Seed size distribution
Depth, seed size and latrine effect (defecation vs.control areas) were not independent factors (G = 14.0, df = 12, P < 0.0001). The depth distribution of seeds did not differ between defecation areas and their controls (G = 2.48, df = 2, P = 0.29). The seed size distribution varied with the type of site (G = 95.7, df = 2, P < 0.0001): very small seeds were overrepresented in sleeping sites compared to controls (Table 3). The seed size distribution varied also with depth (G = 25.1, df = 4, P < 0.0001): the smallest seeds (size class 1)were overrepresented in the top layer (0-2 cm) while size class 2 was overrepresented in deeper layers (2-4 and 4-6 cm). The discrepancy between very small (class 1) and moderately small (class 2) seeds in the depth at which they accumulated in the soil was ascertained in sleeping sites but was also apparent, although to a lesser extent, in controls.
Seed viability
The proportion of viable seeds decreased with depth (Figure 4, Table 2).

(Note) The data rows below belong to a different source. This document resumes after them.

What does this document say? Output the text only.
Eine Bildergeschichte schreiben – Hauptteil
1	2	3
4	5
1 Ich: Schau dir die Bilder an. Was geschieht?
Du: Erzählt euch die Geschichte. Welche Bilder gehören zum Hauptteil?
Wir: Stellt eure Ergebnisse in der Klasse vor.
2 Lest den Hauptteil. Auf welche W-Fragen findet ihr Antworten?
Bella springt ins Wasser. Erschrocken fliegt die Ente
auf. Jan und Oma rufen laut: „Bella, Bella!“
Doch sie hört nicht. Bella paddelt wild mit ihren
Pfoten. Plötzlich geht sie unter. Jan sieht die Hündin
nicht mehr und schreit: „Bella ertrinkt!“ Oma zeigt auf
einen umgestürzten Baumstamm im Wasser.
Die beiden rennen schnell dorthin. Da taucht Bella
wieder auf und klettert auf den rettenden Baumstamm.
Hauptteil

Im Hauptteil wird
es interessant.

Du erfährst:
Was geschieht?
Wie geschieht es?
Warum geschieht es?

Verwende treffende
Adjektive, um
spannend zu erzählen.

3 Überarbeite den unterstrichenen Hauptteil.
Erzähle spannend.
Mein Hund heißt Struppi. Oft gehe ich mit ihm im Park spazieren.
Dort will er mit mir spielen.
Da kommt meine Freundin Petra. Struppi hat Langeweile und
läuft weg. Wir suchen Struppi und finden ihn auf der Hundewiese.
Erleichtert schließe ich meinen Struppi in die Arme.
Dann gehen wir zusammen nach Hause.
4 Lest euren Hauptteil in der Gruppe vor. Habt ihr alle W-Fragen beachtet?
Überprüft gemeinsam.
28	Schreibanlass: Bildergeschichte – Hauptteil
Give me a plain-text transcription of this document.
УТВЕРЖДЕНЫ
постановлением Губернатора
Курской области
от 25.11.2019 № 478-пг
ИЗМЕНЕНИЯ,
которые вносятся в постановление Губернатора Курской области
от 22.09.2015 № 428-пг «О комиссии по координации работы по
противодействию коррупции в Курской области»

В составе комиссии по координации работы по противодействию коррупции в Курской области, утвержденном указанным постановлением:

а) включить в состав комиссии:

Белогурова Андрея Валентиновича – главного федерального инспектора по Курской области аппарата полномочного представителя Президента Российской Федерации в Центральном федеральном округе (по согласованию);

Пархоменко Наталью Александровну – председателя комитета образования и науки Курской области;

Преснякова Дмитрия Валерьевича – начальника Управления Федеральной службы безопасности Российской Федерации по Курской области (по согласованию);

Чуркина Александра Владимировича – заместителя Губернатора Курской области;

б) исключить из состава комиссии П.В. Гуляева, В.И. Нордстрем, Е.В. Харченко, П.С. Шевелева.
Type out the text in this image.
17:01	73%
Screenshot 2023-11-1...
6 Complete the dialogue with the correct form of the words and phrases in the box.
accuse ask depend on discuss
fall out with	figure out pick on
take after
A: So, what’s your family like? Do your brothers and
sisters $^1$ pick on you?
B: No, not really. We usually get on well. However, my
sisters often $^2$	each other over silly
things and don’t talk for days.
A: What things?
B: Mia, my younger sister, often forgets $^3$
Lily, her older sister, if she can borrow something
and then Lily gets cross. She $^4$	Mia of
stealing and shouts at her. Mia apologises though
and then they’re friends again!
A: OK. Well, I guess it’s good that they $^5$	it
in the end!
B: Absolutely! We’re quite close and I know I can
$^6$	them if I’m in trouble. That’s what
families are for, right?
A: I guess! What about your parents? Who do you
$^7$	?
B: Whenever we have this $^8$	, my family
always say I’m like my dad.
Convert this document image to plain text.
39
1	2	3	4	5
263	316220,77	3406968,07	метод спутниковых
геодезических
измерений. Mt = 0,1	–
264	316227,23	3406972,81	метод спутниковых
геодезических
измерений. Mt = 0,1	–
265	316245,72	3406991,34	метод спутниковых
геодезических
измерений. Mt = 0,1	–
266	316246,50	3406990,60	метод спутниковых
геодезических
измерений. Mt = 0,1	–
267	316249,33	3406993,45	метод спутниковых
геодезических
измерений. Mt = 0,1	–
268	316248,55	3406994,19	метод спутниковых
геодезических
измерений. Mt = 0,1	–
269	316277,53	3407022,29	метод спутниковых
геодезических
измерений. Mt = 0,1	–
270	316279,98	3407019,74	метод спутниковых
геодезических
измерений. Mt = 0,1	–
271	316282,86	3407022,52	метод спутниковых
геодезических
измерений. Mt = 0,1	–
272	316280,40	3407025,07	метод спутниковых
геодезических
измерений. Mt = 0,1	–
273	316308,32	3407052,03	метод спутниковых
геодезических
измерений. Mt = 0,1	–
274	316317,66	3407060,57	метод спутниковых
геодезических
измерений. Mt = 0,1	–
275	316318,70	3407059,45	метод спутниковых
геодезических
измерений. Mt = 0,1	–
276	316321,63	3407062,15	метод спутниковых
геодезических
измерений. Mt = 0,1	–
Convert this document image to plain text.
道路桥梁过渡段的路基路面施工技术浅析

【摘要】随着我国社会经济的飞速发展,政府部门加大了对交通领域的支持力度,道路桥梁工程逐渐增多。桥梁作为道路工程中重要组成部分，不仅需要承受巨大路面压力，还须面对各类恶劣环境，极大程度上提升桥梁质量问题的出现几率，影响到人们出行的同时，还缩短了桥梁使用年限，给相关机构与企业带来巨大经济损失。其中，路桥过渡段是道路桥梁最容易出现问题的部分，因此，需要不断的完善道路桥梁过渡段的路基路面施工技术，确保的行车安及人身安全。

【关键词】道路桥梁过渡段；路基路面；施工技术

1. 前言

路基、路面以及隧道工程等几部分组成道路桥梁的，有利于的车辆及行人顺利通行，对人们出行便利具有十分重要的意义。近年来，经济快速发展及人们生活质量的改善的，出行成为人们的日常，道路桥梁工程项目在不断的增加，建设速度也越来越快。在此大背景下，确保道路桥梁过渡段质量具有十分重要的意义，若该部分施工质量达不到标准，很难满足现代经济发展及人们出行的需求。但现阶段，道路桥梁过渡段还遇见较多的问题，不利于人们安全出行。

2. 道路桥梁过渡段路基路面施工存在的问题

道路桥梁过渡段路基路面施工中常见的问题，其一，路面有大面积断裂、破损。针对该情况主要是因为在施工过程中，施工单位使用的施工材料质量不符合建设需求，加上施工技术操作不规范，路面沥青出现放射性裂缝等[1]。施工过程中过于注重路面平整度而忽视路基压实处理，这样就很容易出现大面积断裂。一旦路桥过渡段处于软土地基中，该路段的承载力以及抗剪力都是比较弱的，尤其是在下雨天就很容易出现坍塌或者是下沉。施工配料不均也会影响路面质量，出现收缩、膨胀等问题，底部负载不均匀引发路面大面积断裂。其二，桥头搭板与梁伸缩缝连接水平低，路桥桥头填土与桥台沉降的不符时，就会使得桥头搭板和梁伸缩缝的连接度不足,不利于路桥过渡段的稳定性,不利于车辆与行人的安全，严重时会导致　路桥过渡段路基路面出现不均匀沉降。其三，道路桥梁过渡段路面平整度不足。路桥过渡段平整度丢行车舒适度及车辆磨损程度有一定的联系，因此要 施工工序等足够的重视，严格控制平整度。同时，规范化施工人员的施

In defecation areas, viable seeds were on average in a higher proportion than in control areas and this was true whatever the depth and the sleeping site.
Pioneer species
Compared with control areas, pioneer species were significantly concentrated in defecation areas (χ2 = 134, P < 0.0001): there were 2321 vs 308 seeds of pioneer vs non-pioneer species in defecation areas while the ratio was 66:60 in control areas.
DISCUSSION
Endozoochory by red howler monkeys can result in a high abundance and species richness of small seeds in the soil under their sleeping sites, in line with the large numbers of small seeds in howler monkey faeces (Andresen 2002b), although strong discrepancies were observed between the three sleeping sites. Our results are consistent with those of Julliot (1992) who observed that there were ca 50 % more species in the soil seed bank under defecation areas compared to controls. Julliot (1997) also measured an increase of seedling abundance under sleeping sites for five of six selected large-seeded species dispersed by howler monkeys. Generally, and as for most other dispersers, too, seed dispersal by red howler monkeys can contribute to a highly heterogeneous distribution of small as well as of large seeds as observed for other large primates (e.g. spider monkey, Ateles paniscus), ungulates (e.g. tapir, Tapirus terrestris) or birds (e.g. cock-of-the-rock, Rupicola rupicola) in the same study area (F.F., pers. obs., Théry & Larpin 1993).